The FSAs measure students’ abilities in core areas of reading, writing and numeracy. The tests are not without controversy, as some groups such as the BC Teachers’ Federation have campaigned against them for several years, particularly over how results have been used by outside groups such as the Fraser Institute, a right-of-centre think-tank that produces report cards ranking schools. Other concerns include the amount of time the test take away from teaching and, during this school year, the extra stress and challenges posed by the pandemic.
“There was nothing normal about the last school year or the one we are currently in. Teachers, students and families have been forced to constantly adjust to changing rules and conditions. It has been tough on everyone. We shouldn’t be adding to the issues and challenges our students and teachers are facing,” BCTF president Teri Mooring said in a news release.

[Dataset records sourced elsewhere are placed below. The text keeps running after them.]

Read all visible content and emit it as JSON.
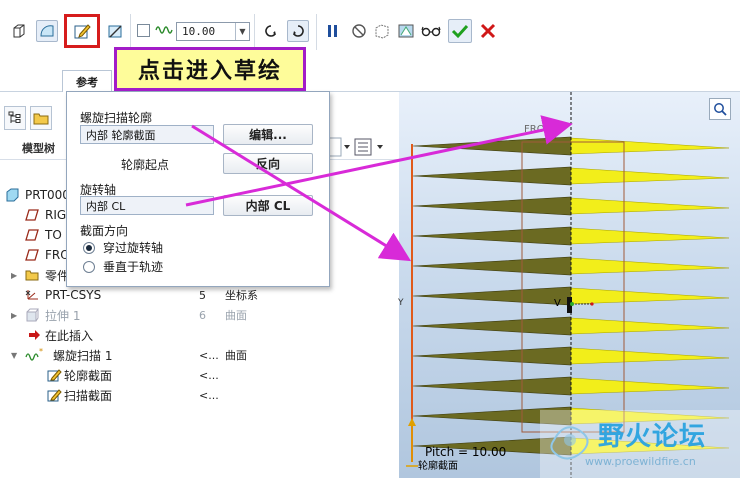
{
  "toolbar": {
    "pitch_value": "10.00"
  },
  "ref_tab_label": "参考",
  "callout_text": "点击进入草绘",
  "left_panel": {
    "model_tree_label": "模型树"
  },
  "tree": [
    {
      "label": "PRT000"
    },
    {
      "label": "RIG"
    },
    {
      "label": "TO"
    },
    {
      "label": "FRO"
    },
    {
      "label": "零件"
    },
    {
      "label": "PRT-CSYS",
      "id": "5",
      "type": "坐标系"
    },
    {
      "label": "拉伸 1",
      "id": "6",
      "type": "曲面"
    },
    {
      "label": "在此插入"
    },
    {
      "label": "螺旋扫描 1",
      "id": "<...",
      "type": "曲面"
    },
    {
      "label": "轮廓截面",
      "id": "<..."
    },
    {
      "label": "扫描截面",
      "id": "<..."
    }
  ],
  "popup": {
    "profile_label": "螺旋扫描轮廓",
    "profile_value": "内部 轮廓截面",
    "edit_button": "编辑...",
    "start_point_label": "轮廓起点",
    "reverse_button": "反向",
    "axis_label": "旋转轴",
    "axis_value": "内部 CL",
    "axis_button": "内部 CL",
    "section_dir_label": "截面方向",
    "radio_through": "穿过旋转轴",
    "radio_normal": "垂直于轨迹"
  },
  "viewport": {
    "front_label": "FRONT",
    "v_label": "V",
    "pitch_text": "Pitch = 10.00",
    "section_label": "轮廓截面",
    "y_tick": "Y"
  },
  "watermark": {
    "title": "野火论坛",
    "url": "www.proewildfire.cn"
  }
}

Locally, Douglas has spoken before about why the results are public, despite their use by Fraser Institute, and why the assessments are important for schools in highlighting areas where students need to focus. He was pleased with the strong participation.
“Every one of our schools worked really, really hard to get as many students participating on the FSA as possible,” he said.
Through the district, according to Douglas, the participation rate ranged from 75 per cent of students up to all students at some schools. Following the testing, Douglas and a team of elementary school administrators serving as markers, spread throughout Queenesh Elementary, to spend Saturday, March 13, to assess the assessments. Some of the FSA testing is done online and some of it is written, which then has to be marked.
“I can’t say enough about the team and how hard they work,” Douglas added.
Schools now will be examining the results on how their students fared in the different areas of the FSAs, while the Ministry does further analysis.